Early Rand held to considerable freedom of the will, contrary Marx and Nietzsche. The will for Rand is spirit. Human will, joy, and thought are of the inner self, which is spirit. If the will were only drives of the body, it would not be free or sacred. This sense of sacredness does not entail belief in the supernatural nor opposition to reason, which is itself part of the holy self.

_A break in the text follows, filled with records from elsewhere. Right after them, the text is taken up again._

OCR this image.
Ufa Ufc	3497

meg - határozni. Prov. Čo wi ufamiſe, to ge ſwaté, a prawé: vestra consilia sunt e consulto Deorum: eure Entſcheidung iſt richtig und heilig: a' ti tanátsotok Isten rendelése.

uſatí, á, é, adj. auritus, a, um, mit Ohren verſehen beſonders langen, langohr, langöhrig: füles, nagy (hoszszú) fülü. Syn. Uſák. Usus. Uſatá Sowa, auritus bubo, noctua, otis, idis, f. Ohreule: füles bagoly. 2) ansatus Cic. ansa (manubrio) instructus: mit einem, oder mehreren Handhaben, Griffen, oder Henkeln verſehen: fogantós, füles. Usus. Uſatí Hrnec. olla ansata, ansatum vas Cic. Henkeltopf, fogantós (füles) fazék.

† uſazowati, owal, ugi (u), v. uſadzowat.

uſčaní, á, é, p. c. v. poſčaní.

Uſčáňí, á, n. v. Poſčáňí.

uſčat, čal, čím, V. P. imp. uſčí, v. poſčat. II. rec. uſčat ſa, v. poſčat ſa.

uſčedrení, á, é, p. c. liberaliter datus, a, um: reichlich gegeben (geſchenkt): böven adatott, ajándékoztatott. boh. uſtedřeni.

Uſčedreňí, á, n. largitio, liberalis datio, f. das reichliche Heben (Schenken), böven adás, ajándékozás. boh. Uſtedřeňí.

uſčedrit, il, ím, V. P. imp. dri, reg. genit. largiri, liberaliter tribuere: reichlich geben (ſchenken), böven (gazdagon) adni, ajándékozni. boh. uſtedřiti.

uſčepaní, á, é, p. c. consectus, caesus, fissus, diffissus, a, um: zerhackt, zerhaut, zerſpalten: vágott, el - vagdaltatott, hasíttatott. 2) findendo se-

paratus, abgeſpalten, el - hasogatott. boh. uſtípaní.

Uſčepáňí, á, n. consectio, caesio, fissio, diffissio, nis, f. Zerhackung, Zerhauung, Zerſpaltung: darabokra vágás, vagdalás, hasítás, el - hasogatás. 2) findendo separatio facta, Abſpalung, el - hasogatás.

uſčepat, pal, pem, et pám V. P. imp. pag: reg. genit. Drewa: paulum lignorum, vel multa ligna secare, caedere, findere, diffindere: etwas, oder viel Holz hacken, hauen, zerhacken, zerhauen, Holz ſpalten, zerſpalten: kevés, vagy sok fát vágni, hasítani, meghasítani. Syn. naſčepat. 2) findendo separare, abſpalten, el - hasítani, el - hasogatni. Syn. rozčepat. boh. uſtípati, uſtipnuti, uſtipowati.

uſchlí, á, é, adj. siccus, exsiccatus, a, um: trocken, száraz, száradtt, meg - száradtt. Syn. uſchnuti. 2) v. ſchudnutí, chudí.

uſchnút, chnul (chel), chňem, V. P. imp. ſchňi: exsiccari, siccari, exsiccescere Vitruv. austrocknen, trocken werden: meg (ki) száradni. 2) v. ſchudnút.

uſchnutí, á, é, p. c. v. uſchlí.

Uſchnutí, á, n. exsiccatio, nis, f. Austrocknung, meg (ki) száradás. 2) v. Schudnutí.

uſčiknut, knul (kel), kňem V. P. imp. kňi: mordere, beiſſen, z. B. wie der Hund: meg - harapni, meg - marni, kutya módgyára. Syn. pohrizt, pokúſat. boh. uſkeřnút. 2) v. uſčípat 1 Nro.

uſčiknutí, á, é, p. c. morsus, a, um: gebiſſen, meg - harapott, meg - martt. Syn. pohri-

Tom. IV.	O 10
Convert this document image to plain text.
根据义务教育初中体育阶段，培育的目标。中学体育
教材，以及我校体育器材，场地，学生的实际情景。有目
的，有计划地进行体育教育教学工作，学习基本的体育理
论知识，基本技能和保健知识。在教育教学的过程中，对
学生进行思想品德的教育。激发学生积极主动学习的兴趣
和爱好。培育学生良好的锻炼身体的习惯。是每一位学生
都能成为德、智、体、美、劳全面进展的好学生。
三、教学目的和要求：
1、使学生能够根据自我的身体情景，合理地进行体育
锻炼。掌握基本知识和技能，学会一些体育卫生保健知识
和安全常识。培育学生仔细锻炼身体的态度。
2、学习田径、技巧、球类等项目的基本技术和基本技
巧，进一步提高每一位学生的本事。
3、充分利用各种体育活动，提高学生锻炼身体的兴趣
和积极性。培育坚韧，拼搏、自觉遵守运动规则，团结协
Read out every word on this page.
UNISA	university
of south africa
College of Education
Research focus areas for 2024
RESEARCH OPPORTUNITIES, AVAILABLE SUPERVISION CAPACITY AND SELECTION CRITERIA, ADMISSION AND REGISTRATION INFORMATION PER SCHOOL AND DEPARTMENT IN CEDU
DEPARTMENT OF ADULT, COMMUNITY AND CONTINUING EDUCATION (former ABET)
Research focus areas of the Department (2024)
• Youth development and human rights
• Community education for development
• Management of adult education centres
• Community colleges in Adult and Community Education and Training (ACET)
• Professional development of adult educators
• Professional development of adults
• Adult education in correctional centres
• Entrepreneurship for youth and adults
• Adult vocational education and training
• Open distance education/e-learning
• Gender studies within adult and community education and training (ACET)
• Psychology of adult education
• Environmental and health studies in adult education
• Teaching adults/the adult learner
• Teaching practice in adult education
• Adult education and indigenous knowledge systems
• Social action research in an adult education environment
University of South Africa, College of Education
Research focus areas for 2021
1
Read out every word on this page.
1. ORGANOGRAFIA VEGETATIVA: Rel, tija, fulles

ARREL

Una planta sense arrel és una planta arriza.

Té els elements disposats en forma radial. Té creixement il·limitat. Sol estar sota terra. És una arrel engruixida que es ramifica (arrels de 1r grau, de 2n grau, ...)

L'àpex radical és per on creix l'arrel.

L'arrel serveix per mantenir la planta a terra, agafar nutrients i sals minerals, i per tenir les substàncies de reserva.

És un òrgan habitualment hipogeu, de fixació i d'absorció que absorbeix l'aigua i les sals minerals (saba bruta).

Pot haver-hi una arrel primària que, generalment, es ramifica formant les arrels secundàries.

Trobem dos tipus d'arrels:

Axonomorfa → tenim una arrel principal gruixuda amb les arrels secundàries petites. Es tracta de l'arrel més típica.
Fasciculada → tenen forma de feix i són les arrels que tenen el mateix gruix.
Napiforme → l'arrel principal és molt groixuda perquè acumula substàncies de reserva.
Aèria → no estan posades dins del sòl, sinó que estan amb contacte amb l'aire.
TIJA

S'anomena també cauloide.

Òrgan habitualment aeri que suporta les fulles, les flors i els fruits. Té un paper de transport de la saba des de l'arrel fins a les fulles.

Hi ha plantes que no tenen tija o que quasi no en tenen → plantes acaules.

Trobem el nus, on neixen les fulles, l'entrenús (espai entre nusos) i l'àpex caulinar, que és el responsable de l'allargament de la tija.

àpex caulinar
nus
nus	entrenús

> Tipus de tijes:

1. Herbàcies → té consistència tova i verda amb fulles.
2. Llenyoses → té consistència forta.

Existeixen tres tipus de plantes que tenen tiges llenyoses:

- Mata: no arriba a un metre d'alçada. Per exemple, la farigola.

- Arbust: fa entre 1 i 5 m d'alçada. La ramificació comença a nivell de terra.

We have seen that in The Fountainhead, too, deterministic materialist reduction of human life is rejected by Rand (PK VI 77; HR VII 615; HR X 649). Deeper than the bones, for man, is his soul (GW III 471). Roark says to Wynand “‘we live in our minds, and existence is the attempt to bring that life into physical reality, to state it in gesture and form’” (HR II 558). All living creatures have a life source, which is their constitutional idea. Failure of organism integrity, compromise of its life source, is death (PK XV 205). Similarly, to set against the central constitutional idea particular to one’s self is a failure of an integrity that may be called moral integrity (ibid.). A person of integrity is self-motivated, a self-sufficient spirit (HR XI 660). Life itself for man requires human consciousness, which is independent judgment (HR XI 659). Life itself for man requires creators (HR XVIII 737). The vision, strength, and courage of a creator comes “from his own spirit” (ibid.). Human creators are “a first cause, a fount of energy, a life force . . .” (ibid.).
For all individuals, not only extraordinary creators, seeking the best, loving one’s work, and choosing independence is seeking, loving, and choosing life—one’s own life—against death (ET XI 349; HR XVIII 739–40). In her fully developed ethical system of Atlas Shrugged, the choice of life or death remains implicit in one’s choices for virtues such as integrity, productiveness, and independence.
In Fountainhead loyalty to reason had been a virtue alongside virtues such as integrity and independence. In Atlas loyalty to truth in all things by reason, which is termed rationality, is the premier virtue. And the choice to think becomes the life-or-death choice underlying all the life-or-death virtues of Rand’s full system: rationality, independence, integrity, honesty, justice, productiveness, and pride (see also Wright 2009, 258–62, 265–70). “That which you call your soul or spirit is your consciousness, and that which you call ‘free will’ is your mind’s freedom to think or not, the only will you have, your only freedom, the choice that controls all the choices you make and determines your life and character” (AS 1017; see further a, b, c).